Een indrukwekkend prentenboek met bijna levensechte illustraties over een meisje met kanker.
Dit boek laat een kijkje zien in de gedachtewereld van Ava. Het ziek worden, het ziek zijn en omgaan met het ziek zijn. Ava zit in groep 2 en heeft kanker. Op een dag kreeg ze pijn in haar benen en piepkleine rode stipjes op haar bleke lijf. Al snel blijkt uit onderzoeken dat ze leukemie heeft. Wat dat is, wordt knap uitgelegd op een makkelijke toegankelijke manier. In het ziekenhuis ontmoet Ava de jongen Noah. Hij is ook ziek. Hij heeft een hersentumor. De twee kinderen trekken veel samen op. Ondersteunen elkaar en begrijpen elkaar.

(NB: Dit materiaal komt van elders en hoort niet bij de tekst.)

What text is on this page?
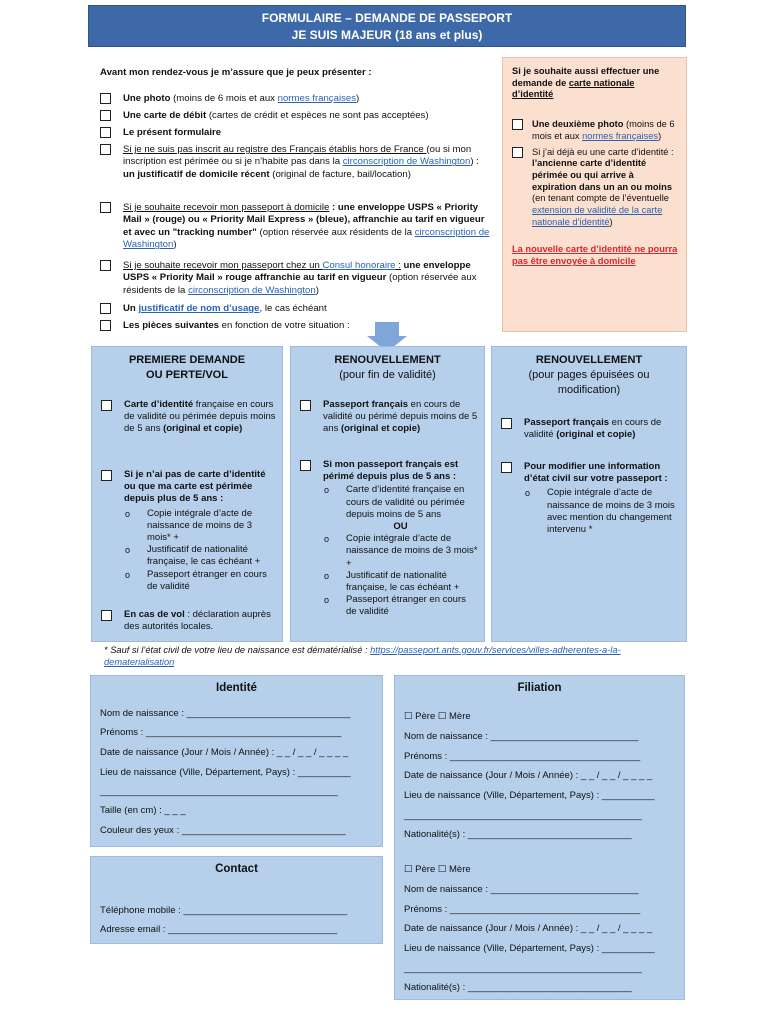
FORMULAIRE – DEMANDE DE PASSEPORT
JE SUIS MAJEUR (18 ans et plus)
Avant mon rendez-vous je m’assure que je peux présenter :
Une photo (moins de 6 mois et aux normes françaises)
Une carte de débit (cartes de crédit et espèces ne sont pas acceptées)
Le présent formulaire
Si je ne suis pas inscrit au registre des Français établis hors de France (ou si mon inscription est périmée ou si je n’habite pas dans la circonscription de Washington) : un justificatif de domicile récent (original de facture, bail/location)
Si je souhaite recevoir mon passeport à domicile : une enveloppe USPS « Priority Mail » (rouge) ou « Priority Mail Express » (bleue), affranchie au tarif en vigueur et avec un "tracking number" (option réservée aux résidents de la circonscription de Washington)
Si je souhaite recevoir mon passeport chez un Consul honoraire : une enveloppe USPS « Priority Mail » rouge affranchie au tarif en vigueur (option réservée aux résidents de la circonscription de Washington)
Un justificatif de nom d’usage, le cas échéant
Les pièces suivantes en fonction de votre situation :
Si je souhaite aussi effectuer une demande de carte nationale d’identité
Une deuxième photo (moins de 6 mois et aux normes françaises)
Si j’ai déjà eu une carte d’identité : l’ancienne carte d’identité périmée ou qui arrive à expiration dans un an ou moins (en tenant compte de l’éventuelle extension de validité de la carte nationale d’identité)
La nouvelle carte d’identité ne pourra pas être envoyée à domicile
PREMIERE DEMANDE
OU PERTE/VOL
Carte d’identité française en cours de validité ou périmée depuis moins de 5 ans (original et copie)
Si je n’ai pas de carte d’identité ou que ma carte est périmée depuis plus de 5 ans :
o Copie intégrale d’acte de naissance de moins de 3 mois* +
o Justificatif de nationalité française, le cas échéant +
o Passeport étranger en cours de validité
En cas de vol : déclaration auprès des autorités locales.
RENOUVELLEMENT
(pour fin de validité)
Passeport français en cours de validité ou périmé depuis moins de 5 ans (original et copie)
Si mon passeport français est périmé depuis plus de 5 ans :
o Carte d’identité française en cours de validité ou périmée depuis moins de 5 ans
OU
o Copie intégrale d’acte de naissance de moins de 3 mois* +
o Justificatif de nationalité française, le cas échéant +
o Passeport étranger en cours de validité
RENOUVELLEMENT
(pour pages épuisées ou modification)
Passeport français en cours de validité (original et copie)
Pour modifier une information d’état civil sur votre passeport :
o Copie intégrale d’acte de naissance de moins de 3 mois avec mention du changement intervenu *
* Sauf si l’état civil de votre lieu de naissance est dématérialisé : https://passeport.ants.gouv.fr/services/villes-adherentes-a-la-dematerialisation
Identité
Nom de naissance : _______________________________
Prénoms : _____________________________________
Date de naissance (Jour / Mois / Année) : _ _ / _ _ / _ _ _ _
Lieu de naissance (Ville, Département, Pays) : __________
_____________________________________________
Taille (en cm) : _ _ _
Couleur des yeux : _______________________________
Contact
Téléphone mobile : _______________________________
Adresse email : ________________________________
Filiation
☐ Père ☐ Mère
Nom de naissance : ____________________________
Prénoms : ____________________________________
Date de naissance (Jour / Mois / Année) : _ _ / _ _ / _ _ _ _
Lieu de naissance (Ville, Département, Pays) : __________
_____________________________________________
Nationalité(s) : _______________________________
☐ Père ☐ Mère
Nom de naissance : ____________________________
Prénoms : ____________________________________
Date de naissance (Jour / Mois / Année) : _ _ / _ _ / _ _ _ _
Lieu de naissance (Ville, Département, Pays) : __________
_____________________________________________
Nationalité(s) : _______________________________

Ook mooi verweven in het verhaal is de relatie met Jesse, haar broer. Je proeft dat hij het allemaal maar moeilijk vindt, ook al staat dat nergens. Hij komt nooit langs in het ziekenhuis. Het wit in het ziekenhuis doet zeer aan zijn ogen of hij heeft een voetbalwedstrijd. Hoe anderen met haar ziek zijn omgaan, wordt ook duidelijk, niet alleen uit het verhaal, maar ook uit de illustraties. Gezichtsuitdrukkingen zijn heel echt, verdrietig, blij en zorgelijk; haast ontroerend.
Moeilijke onderwerpen worden niet geschuwd. Dat is duidelijk. Ava stelt op een gegeven moment de vraag: 'Wat gebeurt er eigenlijk als je doodgaat?' Dat antwoord wordt vanuit meerdere overtuigingen gegeven door verschillende mensen. Heel realistisch, want de een wil het daar bijvoorbeeld nooit over hebben, de ander denkt dat we naar God gaan en weer een ander denkt dat het gewoon nooit meer wakker worden is.